I see something sprout in one of the oceans. It is a living thing, meaning that it can die. And when it dies, something new arrives to take its place. This process of substitution continues, gradually accelerating. Bacteria begets algae begets everything else. And within this everything else, there are things that move of their own accord, called animals, and things that don’t, called plants and fungi. They spread across the land and water. They change into new things, killing and reproducing and dying.
And within all this chaos, Man arrives. He is born. He decides to order the chaos, to make it purposeful. He creates the illusion of control to prove to himself that his efforts are successful. He tells himself that he can own the light and time that surround him. He kills everything he comes across.
At this point, I’m so far through the tunnel that I’m almost on the ground. I see Man building cities that reach for the clouds, reorganizing Earth’s matter to support his needs. He learns that this reorganization is killing things too quickly. He has ruined this planet. He has turned it into waste. So, Man sends some of his own lightyears away through space-time to look for new planets, new places to call home. And it’s hopeless, as I know all too well, because out here, there is nothing.

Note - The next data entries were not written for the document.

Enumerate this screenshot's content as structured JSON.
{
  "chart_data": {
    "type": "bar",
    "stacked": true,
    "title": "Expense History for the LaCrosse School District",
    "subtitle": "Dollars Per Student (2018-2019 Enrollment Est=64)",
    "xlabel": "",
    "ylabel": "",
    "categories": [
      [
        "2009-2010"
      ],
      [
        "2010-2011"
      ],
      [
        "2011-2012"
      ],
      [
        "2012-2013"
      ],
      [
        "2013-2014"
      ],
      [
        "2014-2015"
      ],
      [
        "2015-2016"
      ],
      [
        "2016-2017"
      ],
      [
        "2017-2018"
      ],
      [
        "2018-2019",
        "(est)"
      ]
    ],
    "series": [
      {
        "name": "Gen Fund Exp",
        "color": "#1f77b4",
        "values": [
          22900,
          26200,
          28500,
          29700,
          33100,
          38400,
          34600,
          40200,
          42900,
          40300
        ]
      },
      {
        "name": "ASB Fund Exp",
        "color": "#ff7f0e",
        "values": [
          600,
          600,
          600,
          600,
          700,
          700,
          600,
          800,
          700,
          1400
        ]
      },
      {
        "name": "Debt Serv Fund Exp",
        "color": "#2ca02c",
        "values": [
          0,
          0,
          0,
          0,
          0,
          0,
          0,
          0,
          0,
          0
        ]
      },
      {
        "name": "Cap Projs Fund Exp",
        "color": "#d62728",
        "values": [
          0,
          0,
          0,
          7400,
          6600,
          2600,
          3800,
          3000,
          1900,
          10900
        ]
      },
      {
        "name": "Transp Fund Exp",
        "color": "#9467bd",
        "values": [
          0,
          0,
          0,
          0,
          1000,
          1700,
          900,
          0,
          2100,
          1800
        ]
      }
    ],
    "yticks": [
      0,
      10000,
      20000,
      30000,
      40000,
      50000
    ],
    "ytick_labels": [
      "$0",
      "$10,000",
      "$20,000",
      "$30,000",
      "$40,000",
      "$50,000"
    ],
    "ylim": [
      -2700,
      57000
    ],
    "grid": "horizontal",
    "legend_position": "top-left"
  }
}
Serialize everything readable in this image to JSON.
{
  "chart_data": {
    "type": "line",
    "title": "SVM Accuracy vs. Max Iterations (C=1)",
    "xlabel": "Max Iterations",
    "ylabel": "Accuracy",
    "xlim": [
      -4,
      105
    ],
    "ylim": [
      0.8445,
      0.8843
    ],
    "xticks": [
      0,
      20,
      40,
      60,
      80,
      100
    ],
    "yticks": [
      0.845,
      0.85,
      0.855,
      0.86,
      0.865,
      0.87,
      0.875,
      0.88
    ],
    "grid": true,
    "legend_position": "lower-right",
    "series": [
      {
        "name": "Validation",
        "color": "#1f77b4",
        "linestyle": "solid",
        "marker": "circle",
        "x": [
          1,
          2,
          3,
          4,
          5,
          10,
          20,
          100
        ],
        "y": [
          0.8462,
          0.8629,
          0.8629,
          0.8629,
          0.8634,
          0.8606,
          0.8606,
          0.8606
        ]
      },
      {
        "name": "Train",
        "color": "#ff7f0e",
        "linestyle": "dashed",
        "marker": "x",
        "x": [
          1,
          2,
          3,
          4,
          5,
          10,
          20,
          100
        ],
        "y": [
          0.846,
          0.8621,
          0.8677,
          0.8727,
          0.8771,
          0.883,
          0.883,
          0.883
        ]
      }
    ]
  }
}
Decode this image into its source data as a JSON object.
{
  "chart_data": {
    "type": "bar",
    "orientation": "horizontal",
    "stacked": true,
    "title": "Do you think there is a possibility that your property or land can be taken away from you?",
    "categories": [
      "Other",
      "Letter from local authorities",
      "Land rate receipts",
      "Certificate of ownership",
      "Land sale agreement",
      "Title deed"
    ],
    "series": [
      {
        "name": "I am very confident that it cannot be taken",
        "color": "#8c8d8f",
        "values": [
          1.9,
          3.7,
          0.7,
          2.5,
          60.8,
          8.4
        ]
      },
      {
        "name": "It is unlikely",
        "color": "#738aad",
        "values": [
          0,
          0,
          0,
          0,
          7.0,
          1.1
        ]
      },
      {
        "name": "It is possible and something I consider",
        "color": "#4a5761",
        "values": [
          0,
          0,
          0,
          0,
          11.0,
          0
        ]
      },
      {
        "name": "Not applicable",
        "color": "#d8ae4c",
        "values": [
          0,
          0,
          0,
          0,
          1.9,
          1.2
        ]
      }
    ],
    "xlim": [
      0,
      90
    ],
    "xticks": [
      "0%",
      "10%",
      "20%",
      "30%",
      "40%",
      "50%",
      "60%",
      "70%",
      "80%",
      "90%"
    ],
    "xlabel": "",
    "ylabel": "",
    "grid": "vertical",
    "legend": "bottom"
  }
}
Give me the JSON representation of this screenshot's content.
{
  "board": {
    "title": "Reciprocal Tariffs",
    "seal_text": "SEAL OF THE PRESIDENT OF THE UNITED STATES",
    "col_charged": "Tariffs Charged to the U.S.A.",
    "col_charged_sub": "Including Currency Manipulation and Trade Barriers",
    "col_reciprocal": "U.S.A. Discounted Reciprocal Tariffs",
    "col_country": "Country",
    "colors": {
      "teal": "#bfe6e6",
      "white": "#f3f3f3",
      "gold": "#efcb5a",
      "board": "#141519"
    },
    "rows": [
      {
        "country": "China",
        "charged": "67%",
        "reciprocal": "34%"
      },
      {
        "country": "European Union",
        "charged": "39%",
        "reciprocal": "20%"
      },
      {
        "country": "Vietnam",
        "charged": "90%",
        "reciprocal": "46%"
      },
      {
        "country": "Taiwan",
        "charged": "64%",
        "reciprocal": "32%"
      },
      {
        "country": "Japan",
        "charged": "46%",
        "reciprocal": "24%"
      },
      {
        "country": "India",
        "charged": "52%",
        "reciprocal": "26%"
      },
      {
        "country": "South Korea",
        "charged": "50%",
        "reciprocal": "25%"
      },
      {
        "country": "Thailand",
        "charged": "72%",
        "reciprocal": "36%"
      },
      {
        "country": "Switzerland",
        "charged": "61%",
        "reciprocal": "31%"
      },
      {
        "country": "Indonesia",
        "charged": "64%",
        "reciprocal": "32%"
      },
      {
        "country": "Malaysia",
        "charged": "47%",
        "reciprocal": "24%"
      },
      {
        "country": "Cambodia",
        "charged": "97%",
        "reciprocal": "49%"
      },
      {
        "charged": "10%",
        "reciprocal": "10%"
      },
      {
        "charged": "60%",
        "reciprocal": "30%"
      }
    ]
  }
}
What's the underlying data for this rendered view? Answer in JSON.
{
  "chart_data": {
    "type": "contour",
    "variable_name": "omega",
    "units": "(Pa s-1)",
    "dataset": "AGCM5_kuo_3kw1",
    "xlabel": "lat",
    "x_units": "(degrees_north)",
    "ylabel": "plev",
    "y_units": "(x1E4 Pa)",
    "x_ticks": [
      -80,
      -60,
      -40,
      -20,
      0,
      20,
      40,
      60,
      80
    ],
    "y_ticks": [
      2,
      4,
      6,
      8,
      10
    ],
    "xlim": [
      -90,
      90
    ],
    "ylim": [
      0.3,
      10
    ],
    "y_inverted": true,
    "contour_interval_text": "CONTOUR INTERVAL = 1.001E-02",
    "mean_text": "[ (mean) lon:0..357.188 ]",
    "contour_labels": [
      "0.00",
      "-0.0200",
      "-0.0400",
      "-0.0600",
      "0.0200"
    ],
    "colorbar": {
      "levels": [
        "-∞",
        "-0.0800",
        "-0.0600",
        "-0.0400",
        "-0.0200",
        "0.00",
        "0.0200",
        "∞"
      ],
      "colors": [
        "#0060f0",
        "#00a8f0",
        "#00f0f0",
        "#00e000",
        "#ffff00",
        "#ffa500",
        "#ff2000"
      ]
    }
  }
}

I know that what I see through my tunnel of light is not entirely accurate. It is a reconstruction of events, a figment of my imagination created from some kind of collective memory that is flavored by both history and myth. The appearance of Man occurred so recently – relative to the age of the planet – that if I were to accurately recount the story of Earth, it would probably not be worth mentioning.
Staring up into the light above the pin-up calendar, I clear my head of all thought, letting words drip from my mouth. The domed reading lamp looks like the porch light that my wife promised she would always leave on for me.
I see the porch light flickering softly as I pull up in my rig, many years before I leave on this one-way trip to the stars. Gnats and moths orbit the dirty bulb, bashing into it and each other, drunk on light. Through the closed front door, I see the home that the porch light represents. There are coasters on the coffee table and clean towels hanging in the bathroom. The water boiler drones its one-note song from behind a cabinet. The air inside smells of us, like cardamom and chamomile. My wife sleeps alone, hugging a pillow that will soon be replaced by my body.
Returning my gaze to the porthole, I look out at the nothing once more. But this time, I don’t see nothing. I see that porch light, flickering by itself in the vast emptiness of space-time. I see it back at the end of my tunnel, all the way home along my trail of bread crumbs. It is unlikely that I will stand in its light ever again, but I see it. I see it somewhere out there on a planet I call Earth and I know that it is the only home I will ever know.